Luego supe que fue su propia madre quien, desde muy pequeña, se encargó de romper su personalidad y de volverla dependiente. La culpabilizó, le "mostró" que no tenía nada para atraer una pareja, la quebró. La madre había sido maestra de primaria en alguna parte, y uno ruega porque esos especímenes desaparezcan y no hagan daño. Su padre la quería, supongo, pero la que dominaba era la madre. Mi amiga nunca pudo recuperarse, a pesar de médicos y medicinas.

Cuando la vi, hace poco más de 30 años, mantenía una conversación regular. Pero yo no quise conocer los detalles del suceso que terminó con una dulce esperanza. Salí casi corriendo de su casa, con mi chiquillo de la mano, para llegar a casa de mi madre a reclamar que no me hubieran informado de lo sucedido casi cuando murió mi padre y nació mi hijo.

El año pasado, en julio, regresé a buscar a mi amiga. La miseria en la que vive, una vez que le negaron la pensión de su madre y a pesar de su estado de salud; el deterioro de la casa que sigue siendo de ella pero que no puede ni higienizar ni reparar; la ausencia de familia que la apoye y la cuide, y todos los fantasmas que se han instalado a vivir con ella.

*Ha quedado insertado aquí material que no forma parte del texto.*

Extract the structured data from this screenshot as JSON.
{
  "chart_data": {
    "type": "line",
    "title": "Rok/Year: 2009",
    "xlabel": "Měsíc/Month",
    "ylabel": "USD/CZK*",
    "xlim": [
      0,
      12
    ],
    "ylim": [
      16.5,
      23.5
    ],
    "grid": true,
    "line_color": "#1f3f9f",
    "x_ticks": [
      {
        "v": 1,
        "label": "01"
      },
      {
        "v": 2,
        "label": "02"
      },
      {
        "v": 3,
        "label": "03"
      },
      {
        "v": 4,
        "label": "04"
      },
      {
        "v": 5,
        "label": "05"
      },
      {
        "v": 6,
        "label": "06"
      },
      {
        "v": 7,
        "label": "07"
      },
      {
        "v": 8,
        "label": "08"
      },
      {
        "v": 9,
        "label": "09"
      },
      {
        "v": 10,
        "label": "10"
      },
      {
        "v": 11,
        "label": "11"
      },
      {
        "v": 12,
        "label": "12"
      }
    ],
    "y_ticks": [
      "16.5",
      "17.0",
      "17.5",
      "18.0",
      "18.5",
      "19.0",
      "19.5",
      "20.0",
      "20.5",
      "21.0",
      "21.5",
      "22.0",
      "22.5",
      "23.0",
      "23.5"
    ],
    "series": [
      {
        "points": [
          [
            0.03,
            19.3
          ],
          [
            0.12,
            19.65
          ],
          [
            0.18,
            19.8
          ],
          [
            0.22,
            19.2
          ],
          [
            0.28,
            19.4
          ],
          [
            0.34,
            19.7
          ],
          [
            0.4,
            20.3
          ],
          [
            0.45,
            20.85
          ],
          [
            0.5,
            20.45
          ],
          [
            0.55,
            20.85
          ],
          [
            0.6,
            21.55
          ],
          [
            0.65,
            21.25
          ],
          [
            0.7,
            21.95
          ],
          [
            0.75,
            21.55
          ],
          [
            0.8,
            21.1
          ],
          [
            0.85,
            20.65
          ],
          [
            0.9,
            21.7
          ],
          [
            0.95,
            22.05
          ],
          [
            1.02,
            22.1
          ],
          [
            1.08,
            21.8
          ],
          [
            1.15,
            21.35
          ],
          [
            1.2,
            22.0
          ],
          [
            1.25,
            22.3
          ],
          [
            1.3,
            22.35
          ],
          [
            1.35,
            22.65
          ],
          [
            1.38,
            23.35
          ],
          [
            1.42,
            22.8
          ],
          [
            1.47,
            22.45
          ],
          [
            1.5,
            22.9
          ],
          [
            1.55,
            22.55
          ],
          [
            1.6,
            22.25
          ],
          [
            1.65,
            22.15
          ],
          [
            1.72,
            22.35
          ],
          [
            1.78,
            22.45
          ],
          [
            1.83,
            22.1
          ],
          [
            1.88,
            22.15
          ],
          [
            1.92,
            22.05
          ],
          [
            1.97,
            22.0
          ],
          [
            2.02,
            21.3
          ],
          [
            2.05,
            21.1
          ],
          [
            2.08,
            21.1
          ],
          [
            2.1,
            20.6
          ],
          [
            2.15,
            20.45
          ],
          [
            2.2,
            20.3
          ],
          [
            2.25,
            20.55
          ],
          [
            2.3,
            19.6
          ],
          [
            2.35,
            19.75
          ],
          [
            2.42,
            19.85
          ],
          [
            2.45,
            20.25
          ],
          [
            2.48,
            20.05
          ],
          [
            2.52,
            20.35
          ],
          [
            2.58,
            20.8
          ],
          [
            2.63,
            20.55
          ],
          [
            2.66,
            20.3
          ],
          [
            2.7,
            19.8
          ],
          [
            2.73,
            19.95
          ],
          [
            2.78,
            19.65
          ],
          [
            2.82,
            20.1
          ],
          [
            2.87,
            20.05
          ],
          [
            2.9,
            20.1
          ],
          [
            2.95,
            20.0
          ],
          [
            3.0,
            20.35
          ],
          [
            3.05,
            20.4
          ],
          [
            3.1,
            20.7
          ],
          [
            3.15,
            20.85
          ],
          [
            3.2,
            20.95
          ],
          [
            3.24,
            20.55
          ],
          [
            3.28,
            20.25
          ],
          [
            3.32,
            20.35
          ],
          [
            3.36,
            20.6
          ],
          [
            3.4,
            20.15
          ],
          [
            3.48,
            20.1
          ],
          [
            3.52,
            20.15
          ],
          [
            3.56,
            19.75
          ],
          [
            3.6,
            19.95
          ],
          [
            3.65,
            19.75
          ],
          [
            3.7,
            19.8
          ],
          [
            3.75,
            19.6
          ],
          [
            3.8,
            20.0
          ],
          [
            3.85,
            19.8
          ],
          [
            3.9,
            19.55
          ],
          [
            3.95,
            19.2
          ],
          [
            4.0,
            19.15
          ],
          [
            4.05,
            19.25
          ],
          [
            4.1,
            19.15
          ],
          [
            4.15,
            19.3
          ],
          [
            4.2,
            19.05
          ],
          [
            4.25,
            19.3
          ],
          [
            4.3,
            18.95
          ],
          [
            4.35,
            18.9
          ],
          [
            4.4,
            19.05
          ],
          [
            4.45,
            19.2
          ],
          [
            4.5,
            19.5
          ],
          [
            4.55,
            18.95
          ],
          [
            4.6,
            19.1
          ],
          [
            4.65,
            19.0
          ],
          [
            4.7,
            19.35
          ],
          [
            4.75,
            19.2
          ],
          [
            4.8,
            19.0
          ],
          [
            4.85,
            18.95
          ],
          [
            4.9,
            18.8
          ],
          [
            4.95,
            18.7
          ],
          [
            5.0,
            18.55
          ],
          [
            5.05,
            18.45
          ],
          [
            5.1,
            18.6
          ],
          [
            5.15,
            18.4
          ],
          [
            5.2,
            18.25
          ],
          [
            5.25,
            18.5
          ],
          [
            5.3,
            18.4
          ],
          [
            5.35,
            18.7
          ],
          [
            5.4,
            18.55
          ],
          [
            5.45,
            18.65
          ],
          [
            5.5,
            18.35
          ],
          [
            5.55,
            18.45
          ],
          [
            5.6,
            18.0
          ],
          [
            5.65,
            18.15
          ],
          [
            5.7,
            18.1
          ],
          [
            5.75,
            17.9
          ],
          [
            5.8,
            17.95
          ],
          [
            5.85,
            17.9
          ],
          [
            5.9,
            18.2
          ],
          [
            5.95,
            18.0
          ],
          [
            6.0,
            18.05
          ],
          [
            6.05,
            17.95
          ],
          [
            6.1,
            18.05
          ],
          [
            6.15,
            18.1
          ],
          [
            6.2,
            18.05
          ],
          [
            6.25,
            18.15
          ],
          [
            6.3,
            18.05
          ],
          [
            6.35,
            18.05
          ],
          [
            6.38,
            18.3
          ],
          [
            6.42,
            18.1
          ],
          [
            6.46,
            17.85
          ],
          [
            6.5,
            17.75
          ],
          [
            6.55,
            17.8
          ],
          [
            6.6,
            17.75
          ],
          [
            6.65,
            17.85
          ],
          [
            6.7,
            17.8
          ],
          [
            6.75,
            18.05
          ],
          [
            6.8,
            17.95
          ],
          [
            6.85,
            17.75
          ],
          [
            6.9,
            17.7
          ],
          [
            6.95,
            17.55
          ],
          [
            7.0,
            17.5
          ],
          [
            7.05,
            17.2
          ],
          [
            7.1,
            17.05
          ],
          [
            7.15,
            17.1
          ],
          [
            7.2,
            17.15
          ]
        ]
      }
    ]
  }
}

Sin embargo me reconoció sin problema y me preguntó por mi familia. Me dijo que cada que era su cumpleaños recordaba el mío y me dedicaba la misa, y se apresuró a preguntarme si yo era creyente. Me platicó que Lupita la buscaba cuando iba a Tepic, que estaba retirada, vivía en Guadalajara y viajaba mucho, por placer. Dijo que el resto de las compañeras de la secundaria la evitaban, lo cual no me sorprende porque casi me pasa lo mismo. Pero luego me contó que estaba tan delgada y desmejorada porque los vecinos le chupaban la energía, y la conversación tornó en algo difícil de seguir o de retroalimentar. Del pasado ya no se acordaba.

Casi un año después volví para invitarla a desayunar, junto con mi mamá. Venía regresando de comprar su desayuno: leche y un pan; se disculpó por no poder ofrecernos nada y declinó la invitación. Le pregunté si tenía un teléfono para comunicarme con ella y sí, regalo de Lupita. Pero solamente lo usa cuando ella le llama y no conoce las funciones. Le dejé mi número, para que Lupita la ayude a comunicarse conmigo en caso necesario. Luego comenzó a hablarnos  de los fantasmas y aparecidos "con esos niños en brazos", y ya no pudimos seguir lo que decía.

Tal vez la encuentre en la próxima visita, tal vez encuentre su cuerpo pero ya no podremos conversar ni siquiera unos minutos. Es mi única amiga en mi pueblo, y es como si ya la hubiera perdido.